There’s a lovely illustration of this principle of unhappy happiness in the Little Flowers of St Francis, a story called the Perfect Joy. St Francis, far from being all sweetness and light, was as good at staring misery in the face as any person has ever been.

In the episode told in chapter 8, Francis and Brother Leo are walking along towards the convent of St Mary of the Angels. It’s freezing cold. Francis wiles away the time by talking to Leo about the perfect joy, in the way you plan your summer holidays in the middle of winter. Francis lists off all the things that might, in Leo’s eyes constitute happiness for him.

    • If the Friars Minor were acknowledged as the wisest and holiest order in the world – would that be the perfect joy? Not it would not.
    • What if the Friars Minor could make the lame to walk, give sight to the blind, hearing to the deaf, speech to the dumb, or even go so far as to raise the dead - would this be the perfect joy? No, it would not.
    • And what about if the Friars Minor were so learned and wise that they knew all languages, even the tongues of angles; understood the courses of the stars and the qualities of all living things - would this be the perfect joy? No, it would not.
    • Shortly after, the story tells us, he cries out again: "O Brother Leo, if the Friars Minor could explain all Scripture; if they had the gift of prophecy, and could reveal, not only all future things, but the secrets of all consciences and all souls, or best of all, if they had the gift of preaching so as to convert all infidels to the faith of Christ – would this? No – it would not…."

Well, you can imagine by this time, Brother Leo is becoming quite impatient, as well as cold, and is no doubt imagining that the perfect joy would be a dry feet and a warm nose.

‘Well’, he asks Francis, ‘well, what is the perfect joy?’

‘Imagine,’ says Francis, ‘imagine we have arrived at St Mary of the Angels, all drenched with rain and trembling with cold, all covered with mud and exhausted from hunger – ‘

‘Yes yes, that will be good!’ cries Leo, thinking of firelight and the smell of bread.

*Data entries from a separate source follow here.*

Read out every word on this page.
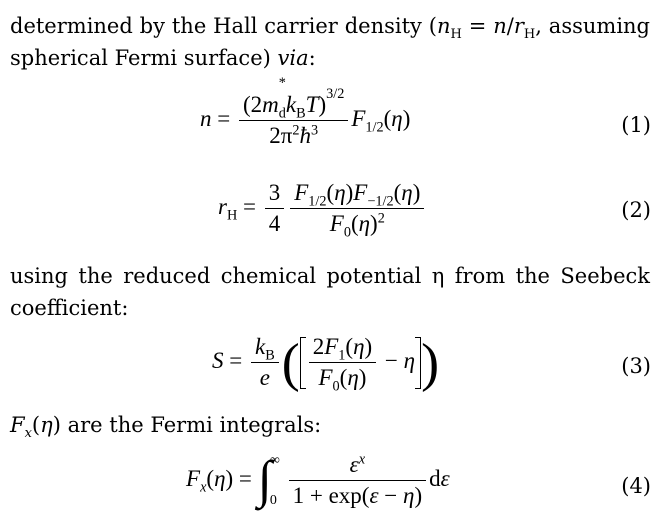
determined by the Hall carrier density ($n_H = n/r_H$, assuming spherical Fermi surface) via:
n = (2m
*
$_dk_BT)^{3/2}$
$2\pi^2ħ^3$ $F_{1/2}(\eta)$	(1)
$r_H = \frac{3}{4} \frac{F_{1/2}(\eta)F_{-1/2}(\eta)}{F_0(\eta)^2}$	(2)
using the reduced chemical potential η from the Seebeck coefficient:
$S = \frac{k_B}{e}$ ( $\frac{2F_1(\eta)}{F_0(\eta)} - \eta$ )	(3)
$F_x(\eta)$ are the Fermi integrals:
$F_x(\eta)$ = ∫
∞
0
$\frac{\varepsilon^x}{1 + \exp(\varepsilon - \eta)}$ dε	(4)
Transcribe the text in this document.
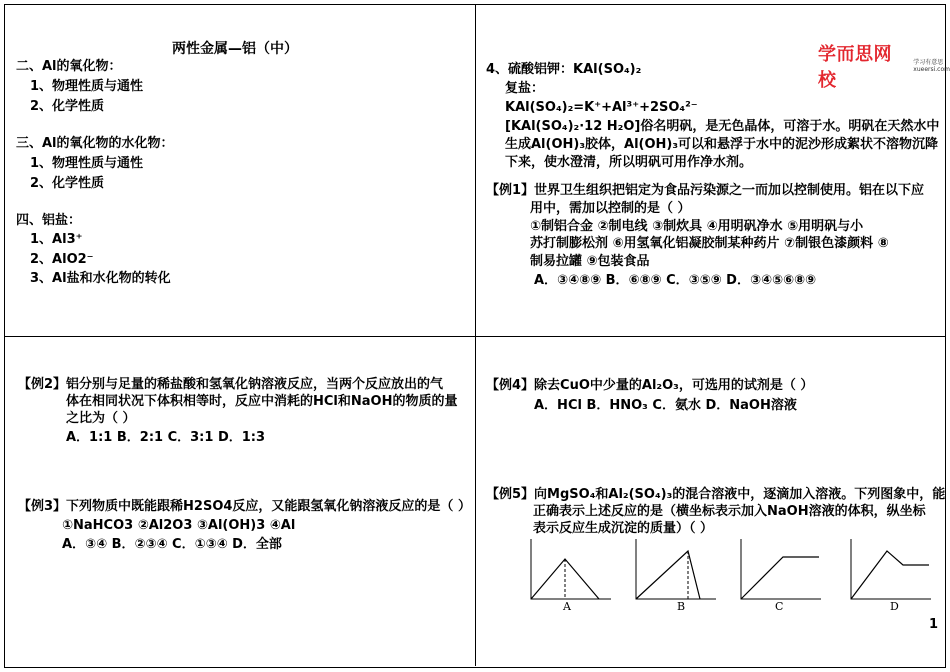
两性金属—铝（中）
二、Al的氧化物：
1、物理性质与通性
2、化学性质
三、Al的氧化物的水化物：
1、物理性质与通性
2、化学性质
四、铝盐：
1、Al3⁺
2、AlO2⁻
3、Al盐和水化物的转化
学而思网校
学习有意思
xueersi.com
4、硫酸铝钾：KAl(SO₄)₂
复盐：
KAl(SO₄)₂=K⁺+Al³⁺+2SO₄²⁻
[KAl(SO₄)₂·12 H₂O]俗名明矾，是无色晶体，可溶于水。明矾在天然水中
生成Al(OH)₃胶体，Al(OH)₃可以和悬浮于水中的泥沙形成絮状不溶物沉降
下来，使水澄清，所以明矾可用作净水剂。
【例1】世界卫生组织把铝定为食品污染源之一而加以控制使用。铝在以下应
用中，需加以控制的是（ ）
①制铝合金 ②制电线 ③制炊具 ④用明矾净水 ⑤用明矾与小
苏打制膨松剂 ⑥用氢氧化铝凝胶制某种药片 ⑦制银色漆颜料 ⑧
制易拉罐 ⑨包装食品
A．③④⑧⑨ B．⑥⑧⑨ C．③⑤⑨ D．③④⑤⑥⑧⑨
【例2】铝分别与足量的稀盐酸和氢氧化钠溶液反应，当两个反应放出的气
体在相同状况下体积相等时，反应中消耗的HCl和NaOH的物质的量
之比为（ ）
A．1:1 B．2:1 C．3:1 D．1:3
【例3】下列物质中既能跟稀H2SO4反应，又能跟氢氧化钠溶液反应的是（ ）
①NaHCO3 ②Al2O3 ③Al(OH)3 ④Al
A．③④ B．②③④ C．①③④ D．全部
【例4】除去CuO中少量的Al₂O₃，可选用的试剂是（ ）
A．HCl B．HNO₃ C．氨水 D．NaOH溶液
【例5】向MgSO₄和Al₂(SO₄)₃的混合溶液中，逐滴加入溶液。下列图象中，能
正确表示上述反应的是（横坐标表示加入NaOH溶液的体积，纵坐标
表示反应生成沉淀的质量）（ ）
A	B	C	D
1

"if, when we knock at the convent-gate, and the porter comes down, and we call out that we are two of the brethren – ‘

‘yes, yes indeed’, cries Leo, ‘how wonderful that moment is going to be! We go inside and get warm and fed! What joy!’

But Francis isn’t finished – ‘ and the porter refuses to let us in, crying out that we are two impostors, and refuses to let us in till nightfall. Shivering with cold and faint with hunger, we wait patiently and then we knock again, but still the porter shouts at us and tells us to be gone to the poorhouse for we are rogues and beggars! And when we entreat him with tears, he comes out of the convent and beats us up with a big knotted stick and rolls us into the snow - if we bear all these injuries’, says Francis, ‘with patience and joy, thinking of the sufferings of our Blessed Lord, which we would share out of love for him, write, O Brother Leo, that here, finally, is perfect joy.’